[Wien] Electron density at the nucleus

[Stefaan Cottenier]

> I have run BeO lattice case (space group P63mc) using WIEN2K code and 
> found that the Be 1s state energy is = -6.204169219 Ry and the electron 
> density at Be nucleus (RTO001) due to 1s core state is = 34.428627. 

(just to fill out a small detail: the fact that you are able in this 
case to separate the contribution by 1s and 2s electrons, is because the 
1s is the only core state, and the 2s the only valence state)

> Then 
> the code was run again by reducing the BeO lattice parameters by 5%. As 
> a result, Be 1s state energy increases to -5.971227606 Ry as 
> qualitatively expected from uncertainty principle considerations. The 
> core force also increases as expected and the total charge in sphere 1 
> also increases by about 0.3%. However as a result of the compression, 
> the electron density at the nucleus due to the core 1s state decreases 
> to 34.331679 from the earlier value of 34.428627 by about 0.3%. This 
> result looks puzzling. As a result of compression, the kinetic energy of 
> Be 1s state should increase and the 1s state electrons should be 
> confined to a smaller volume thus increasing the electron density at the 
> nucleus. The electron density of 2s states of Be at the nucleus 
> increases due to the compression as expected. So the puzzle is why the 
> electron density of the core 1s state of Be is decreasing due to the 
> compression.

I'm not sure on this, just a try: your argument probably holds true for 
a hydrogen atom. But in Be, there is 1s as well as 2s at the nucleus. 
Doesn't the interaction between 1s (no nodes) and 2s (1 node) prevent 
you from making the same conclusions as for a single hydrogen orbital?

> I am interested to know how the calculation regarding the electron 
> density at the nucleus is being done in WIEN2K code and what are the 
> relevant subroutines to look at. If there is any published literature 
> then please also refer me to those papers.

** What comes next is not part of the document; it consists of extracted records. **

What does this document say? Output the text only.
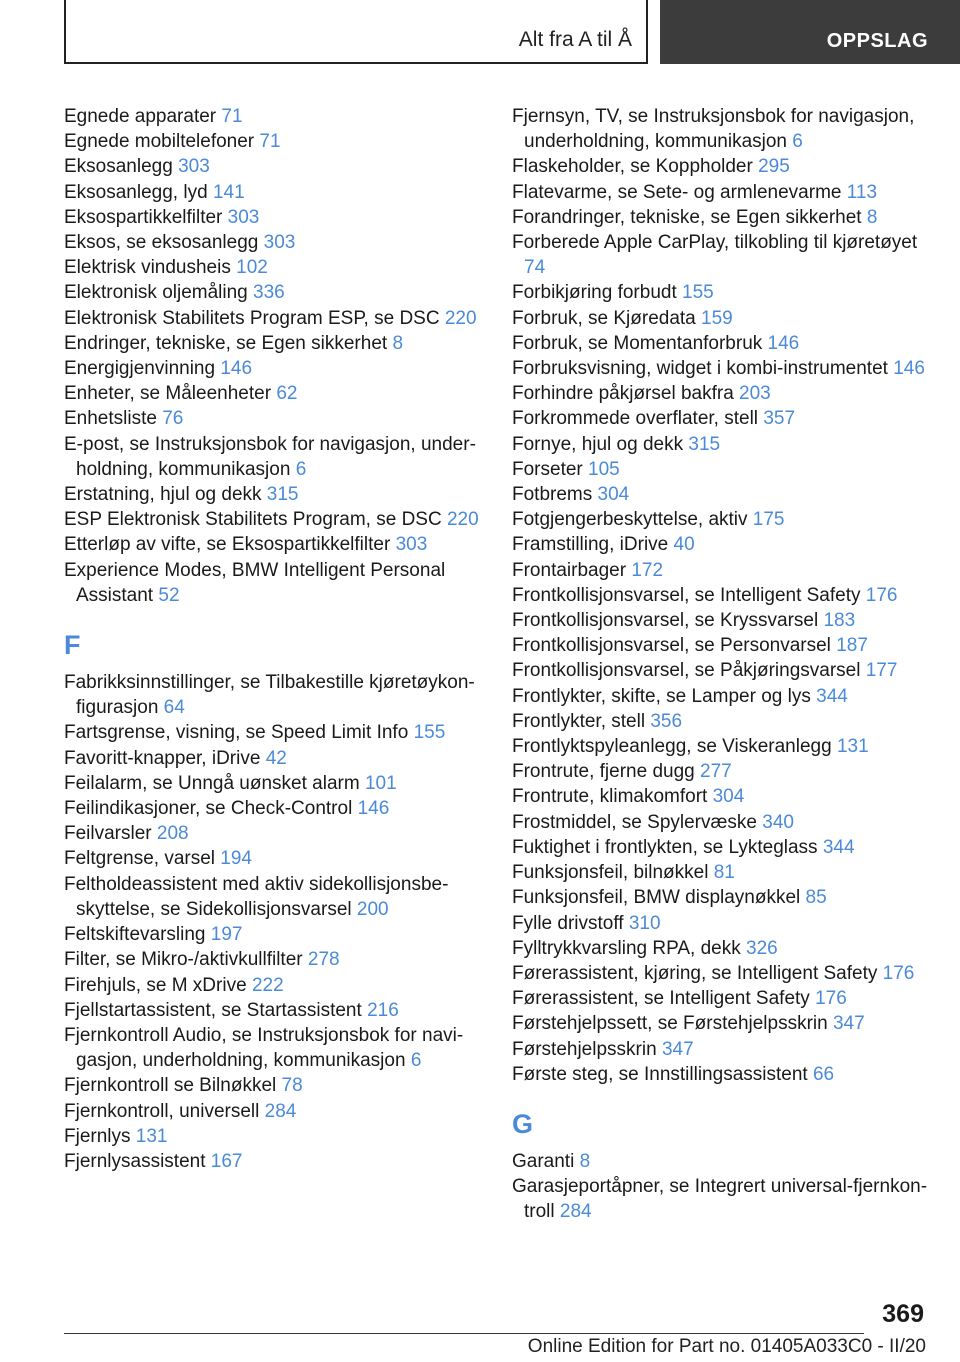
Alt fra A til Å	OPPSLAG
Egnede apparater 71
Egnede mobiltelefoner 71
Eksosanlegg 303
Eksosanlegg, lyd 141
Eksospartikkelfilter 303
Eksos, se eksosanlegg 303
Elektrisk vindusheis 102
Elektronisk oljemåling 336
Elektronisk Stabilitets Program ESP, se DSC 220
Endringer, tekniske, se Egen sikkerhet 8
Energigjenvinning 146
Enheter, se Måleenheter 62
Enhetsliste 76
E-post, se Instruksjonsbok for navigasjon, underholdning, kommunikasjon 6
Erstatning, hjul og dekk 315
ESP Elektronisk Stabilitets Program, se DSC 220
Etterløp av vifte, se Eksospartikkelfilter 303
Experience Modes, BMW Intelligent Personal Assistant 52
F
Fabrikksinnstillinger, se Tilbakestille kjøretøykonfigurasjon 64
Fartsgrense, visning, se Speed Limit Info 155
Favoritt-knapper, iDrive 42
Feilalarm, se Unngå uønsket alarm 101
Feilindikasjoner, se Check-Control 146
Feilvarsler 208
Feltgrense, varsel 194
Feltholdeassistent med aktiv sidekollisjonsbeskyttelse, se Sidekollisjonsvarsel 200
Feltskiftevarsling 197
Filter, se Mikro-/aktivkullfilter 278
Firehjuls, se M xDrive 222
Fjellstartassistent, se Startassistent 216
Fjernkontroll Audio, se Instruksjonsbok for navigasjon, underholdning, kommunikasjon 6
Fjernkontroll se Bilnøkkel 78
Fjernkontroll, universell 284
Fjernlys 131
Fjernlysassistent 167
Fjernsyn, TV, se Instruksjonsbok for navigasjon, underholdning, kommunikasjon 6
Flaskeholder, se Koppholder 295
Flatevarme, se Sete- og armlenevarme 113
Forandringer, tekniske, se Egen sikkerhet 8
Forberede Apple CarPlay, tilkobling til kjøretøyet 74
Forbikjøring forbudt 155
Forbruk, se Kjøredata 159
Forbruk, se Momentanforbruk 146
Forbruksvisning, widget i kombi-instrumentet 146
Forhindre påkjørsel bakfra 203
Forkrommede overflater, stell 357
Fornye, hjul og dekk 315
Forseter 105
Fotbrems 304
Fotgjengerbeskyttelse, aktiv 175
Framstilling, iDrive 40
Frontairbager 172
Frontkollisjonsvarsel, se Intelligent Safety 176
Frontkollisjonsvarsel, se Kryssvarsel 183
Frontkollisjonsvarsel, se Personvarsel 187
Frontkollisjonsvarsel, se Påkjøringsvarsel 177
Frontlykter, skifte, se Lamper og lys 344
Frontlykter, stell 356
Frontlyktspyleanlegg, se Viskeranlegg 131
Frontrute, fjerne dugg 277
Frontrute, klimakomfort 304
Frostmiddel, se Spylervæske 340
Fuktighet i frontlykten, se Lykteglass 344
Funksjonsfeil, bilnøkkel 81
Funksjonsfeil, BMW displaynøkkel 85
Fylle drivstoff 310
Fylltrykkvarsling RPA, dekk 326
Førerassistent, kjøring, se Intelligent Safety 176
Førerassistent, se Intelligent Safety 176
Førstehjelpssett, se Førstehjelpsskrin 347
Førstehjelpsskrin 347
Første steg, se Innstillingsassistent 66
G
Garanti 8
Garasjeportåpner, se Integrert universal-fjernkontroll 284
369
Online Edition for Part no. 01405A033C0 - II/20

The :RTO is found by taking the density at the nearest radial grid point 
(R0), and considering it to be constant over a sphere with radius R0. 
This is the R0 you find at the corresponding atom in case.struct.

It might be worthwhile to repeat the calculation with a R0 that is 
comparable to a nuclear radius. Does that lead to similar behaviour?

What happens if you take both 1s and 2s as valence states? (-8 as input 
for lstart)

There are issues about the divergence of the density at a point nucleus, 
and an incorrect behaviour near the nucleus that is due to the 
scalar-relativistic approximation. That makes the :RTO numbers 
suspicious to some extent (they do correlate reasonably with Mossbauer 
isomer shifts, but perhaps now with the decay rates you are looking at). 
These problems are discussed a.o. in the following two papers:

M. Filatov, Coordination Chemistry Reviews
http://dx.doi.org/10.1016/j.ccr.2008.05.002
(on an alternative method to determine electron density at the nucleus)

K. Koch et al., Phys. Rev. A
http://dx.doi.org/10.1103/PhysRevA.81.032507
(on p1/2 density at the nucleus by finite nucleus calculations)

Stefaan